Cal Berkeley advisor Carol Crist, who had hoped to stop the refs from UCLA’s move, passed a reporter as she left the meeting immediately after it ended. She said, “I have nothing to say.”
“He wasn’t there for me,” said Lark Park, one of the five umpires who voted against approval, but declined to elaborate. Lieb believes that those who opposed the deal did so for philosophical reasons. “Some people felt it would be better to put the genie back in the bottle and try to get UCLA back in the Pac-12 is my guess,” he said.
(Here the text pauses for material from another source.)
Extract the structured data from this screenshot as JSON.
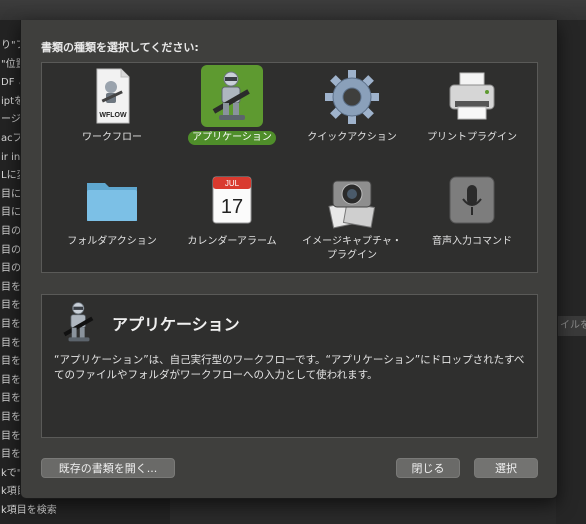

That the vote took place on the UCLA campus, at the Luskin Center, which is crammed next to the football team’s practice fields and basketball arena, the historic Pauli Pavilion, may have seemed symbolic—but it was serendipitous. A special meeting to discuss HSC matters was earlier scheduled for Wednesday.
For a process that has taken longer than many referees—and UCLA, the Pac-12, and the Big Ten—anticipated—it was only fitting that Wednesday’s meeting overcome its unexpected setbacks.
The meeting was adjourned for two hours by the demonstrators representing Academic workers strike, who twice interrupted him by chanting, sitting on the ground and refusing to leave until the police handcuffed and removed them. Wednesday marked a month since the start of the strike, which has affected some 48,000 workers across the sprawling university system.
In all, 14 protesters were arrested for trespassing on Wednesday.
Several hundred protesters, including a man playing the accordion, carried sit-down signs, chanted and paraded in lines around the Luskin Center which was surrounded by temporary chain-link fencing and barricaded by police and campus security guards.